MIAMI - Over the weekend, the Biden administration swapped two Venezuelans convicted of drug trafficking for seven Americans held in that South American nation. 

"...Biden released two convicted drug dealer nephews of  Venezuela dictator Maduro in exchange for 7 innocent Americans being held hostage.  Another Biden appeasement that will result in more anti-U.S. dictators taking more innocent Americans hostage in the future," said US Senator Marco Rubio on his Twitter account.  

"This is why terrorists & tyrants keep taking Americans hostage, they know they can get something for them in return."  

The transfer took place Saturday in the Caribbean island of St. Vincent and Grenadines, which is ruled by an ally of Venezuelan leader Nicolas Maduro.

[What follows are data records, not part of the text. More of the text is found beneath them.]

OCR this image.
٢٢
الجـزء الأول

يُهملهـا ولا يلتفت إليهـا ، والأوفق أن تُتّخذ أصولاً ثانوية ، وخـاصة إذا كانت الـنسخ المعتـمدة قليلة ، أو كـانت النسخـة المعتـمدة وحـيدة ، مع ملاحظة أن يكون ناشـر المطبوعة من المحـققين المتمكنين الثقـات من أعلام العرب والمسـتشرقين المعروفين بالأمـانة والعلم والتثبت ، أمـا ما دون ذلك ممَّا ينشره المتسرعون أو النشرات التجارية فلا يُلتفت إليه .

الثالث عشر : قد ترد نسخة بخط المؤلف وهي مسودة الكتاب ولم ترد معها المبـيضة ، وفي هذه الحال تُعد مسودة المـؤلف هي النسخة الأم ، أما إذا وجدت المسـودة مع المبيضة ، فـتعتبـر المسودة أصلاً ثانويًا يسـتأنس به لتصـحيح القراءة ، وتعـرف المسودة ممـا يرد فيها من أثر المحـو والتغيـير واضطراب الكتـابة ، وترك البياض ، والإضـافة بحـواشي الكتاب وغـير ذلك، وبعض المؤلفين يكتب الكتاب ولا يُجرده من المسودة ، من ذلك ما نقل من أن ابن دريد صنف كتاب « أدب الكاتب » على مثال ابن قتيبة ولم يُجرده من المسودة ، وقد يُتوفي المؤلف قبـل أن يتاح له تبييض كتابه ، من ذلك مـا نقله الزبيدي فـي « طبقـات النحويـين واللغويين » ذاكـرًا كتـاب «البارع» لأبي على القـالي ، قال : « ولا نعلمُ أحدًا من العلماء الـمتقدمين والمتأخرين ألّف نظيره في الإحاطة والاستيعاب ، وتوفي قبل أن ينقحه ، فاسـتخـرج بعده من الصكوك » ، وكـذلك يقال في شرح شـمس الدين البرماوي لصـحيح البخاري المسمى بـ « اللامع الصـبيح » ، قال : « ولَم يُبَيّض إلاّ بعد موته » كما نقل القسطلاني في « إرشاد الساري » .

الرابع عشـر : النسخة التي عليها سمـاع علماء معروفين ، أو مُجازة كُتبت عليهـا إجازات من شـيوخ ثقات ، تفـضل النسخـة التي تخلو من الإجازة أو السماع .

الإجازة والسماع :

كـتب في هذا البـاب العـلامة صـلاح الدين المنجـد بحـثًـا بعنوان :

Clemency was granted for Franqui Flores and his cousin Efrain Campo, nephews of "First Combatant" Cilia Flores, as Maduro calls his wife. 

The men were arrested in Haiti in a Drug Enforcement Administration sting in 2015 and convicted the following year in New York in a highly charged case that cast a hard look at U.S. accusations of drug trafficking at the highest levels of Maduro's administration.

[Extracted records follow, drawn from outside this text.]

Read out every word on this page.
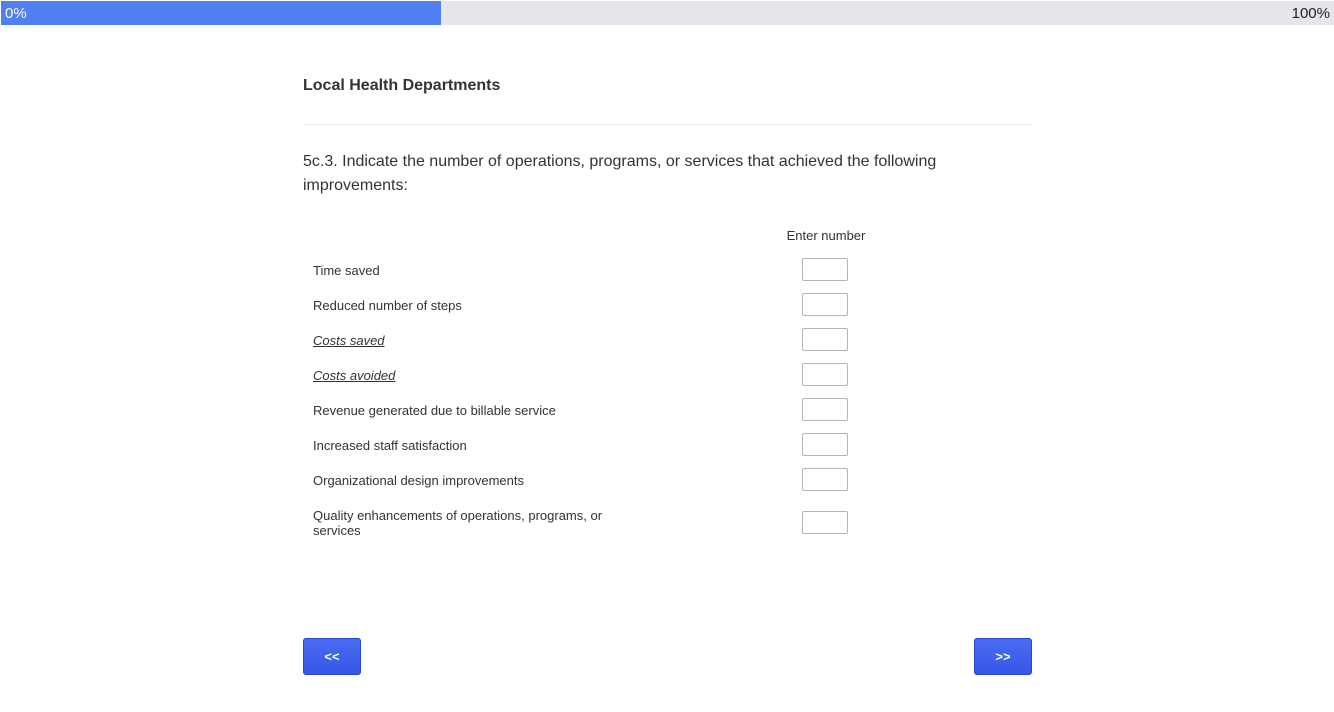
0%	100%
Local Health Departments
5c.3. Indicate the number of operations, programs, or services that achieved the following improvements:
Enter number
Time saved
Reduced number of steps
Costs saved
Costs avoided
Revenue generated due to billable service
Increased staff satisfaction
Organizational design improvements
Quality enhancements of operations, programs, or services
<<	>>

Those freed include five employees of Houston-based Citgo - Vadell, Jose Luis Zambrano, Alirio Zambrano, Jorge Toledo and Jose Pereira - who were lured to Venezuela right before Thanksgiving in 2017 to attend a meeting at the headquarters of the company's parent, state-run-oil giant PDVSA. Once there, they were hauled away by masked security agents who busted into a Caracas conference room.

The men were convicted of embezzlement in 2020 in a trial marred by delays and irregularities and sentenced to between eight years and 13 years in prison for a never-executed proposal to refinance billions in the oil company's bonds.

Also released was Matthew Heath, a former U.S. Marine corporal from Tennessee who was arrested in 2020 at a roadblock in Venezuela, and a Florida man, Osman Khan, who was arrested in January.

The State Department had regarded all the men as wrongfully detained.